Свечей на столе было достаточно для того, чтобы столовое серебро сверкало, а женщины выглядели красиво, чтобы Шлегель мог отделить кусочки трюфелей от яйца и сложить их на край тарелки как трофеи.
На столе еще стоял полный графин вина, когда женщины были удалены из-за стола. Мужчины наполнили свои бокалы и придвинулись ближе к Ферди. Я знал из всех. По крайней мере их имена. Алленбай — молодой профессор новейшей истории из Кембриджа, на нем была кружевная вечерняя рубашка и вельветовый галстук. У него бледная кожа и идеальный цвет лица. Все свои серьезные высказывания Алленбай предварял словами: «Конечно, я не настолько верю в капитализм…»
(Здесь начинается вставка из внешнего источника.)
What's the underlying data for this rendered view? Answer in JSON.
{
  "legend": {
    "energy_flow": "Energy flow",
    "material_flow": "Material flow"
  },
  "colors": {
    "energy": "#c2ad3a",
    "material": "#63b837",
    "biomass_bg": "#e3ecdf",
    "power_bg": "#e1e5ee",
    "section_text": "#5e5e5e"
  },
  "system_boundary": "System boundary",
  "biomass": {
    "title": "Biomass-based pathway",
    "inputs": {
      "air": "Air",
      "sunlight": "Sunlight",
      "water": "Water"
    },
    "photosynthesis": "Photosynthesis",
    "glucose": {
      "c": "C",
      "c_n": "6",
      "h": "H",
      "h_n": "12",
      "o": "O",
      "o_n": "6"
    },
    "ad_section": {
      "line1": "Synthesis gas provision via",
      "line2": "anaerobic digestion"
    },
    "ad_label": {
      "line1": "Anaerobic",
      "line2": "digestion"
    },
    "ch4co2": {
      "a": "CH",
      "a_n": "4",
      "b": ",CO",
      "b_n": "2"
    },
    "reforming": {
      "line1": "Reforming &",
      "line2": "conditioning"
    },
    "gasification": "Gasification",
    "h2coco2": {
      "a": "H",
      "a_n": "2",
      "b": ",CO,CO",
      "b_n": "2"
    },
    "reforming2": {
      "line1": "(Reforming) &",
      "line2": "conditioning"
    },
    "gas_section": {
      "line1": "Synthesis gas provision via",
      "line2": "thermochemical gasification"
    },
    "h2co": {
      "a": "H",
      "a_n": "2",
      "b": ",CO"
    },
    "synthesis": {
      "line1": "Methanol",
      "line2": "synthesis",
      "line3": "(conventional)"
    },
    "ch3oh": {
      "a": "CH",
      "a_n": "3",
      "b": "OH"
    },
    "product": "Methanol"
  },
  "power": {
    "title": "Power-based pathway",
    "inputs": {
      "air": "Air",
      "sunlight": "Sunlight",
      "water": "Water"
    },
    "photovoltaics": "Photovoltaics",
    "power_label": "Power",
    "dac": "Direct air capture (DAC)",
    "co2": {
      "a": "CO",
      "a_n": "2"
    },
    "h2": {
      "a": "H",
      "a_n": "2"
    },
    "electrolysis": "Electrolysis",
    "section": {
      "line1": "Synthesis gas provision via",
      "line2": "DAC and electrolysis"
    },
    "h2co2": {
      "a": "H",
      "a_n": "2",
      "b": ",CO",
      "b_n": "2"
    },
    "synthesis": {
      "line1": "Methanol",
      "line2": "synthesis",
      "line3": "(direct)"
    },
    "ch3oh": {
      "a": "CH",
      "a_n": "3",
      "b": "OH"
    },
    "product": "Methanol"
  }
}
— Коммунизм — это опиум для интеллектуалов, — сообщил нам мистер Флинн своим мягким голосом с акцентом графства Корк. — Выращенный, переработанный и экспортируемый из СССР.
Флинны строили клавесины в отремонтированном доме шропширского священника. Здесь был и молчаливый мистер Доулиш, смотревший на меня стальным хищным взглядом, с которым я однажды уже познакомился. Доулиш — высокопоставленный гражданский чиновник, который никогда не допивает свое вино.
Элегантный доктор Эйшельбергер после написания научной статьи «Физика водяных пластов и изменение температур в северных широтах» поймал на литературном поприще если не славу, то фортуну. Все его последующие научные работы были напечатаны, засекречены и отосланы в управление разработки подводных вооружений Министерства ВМС США.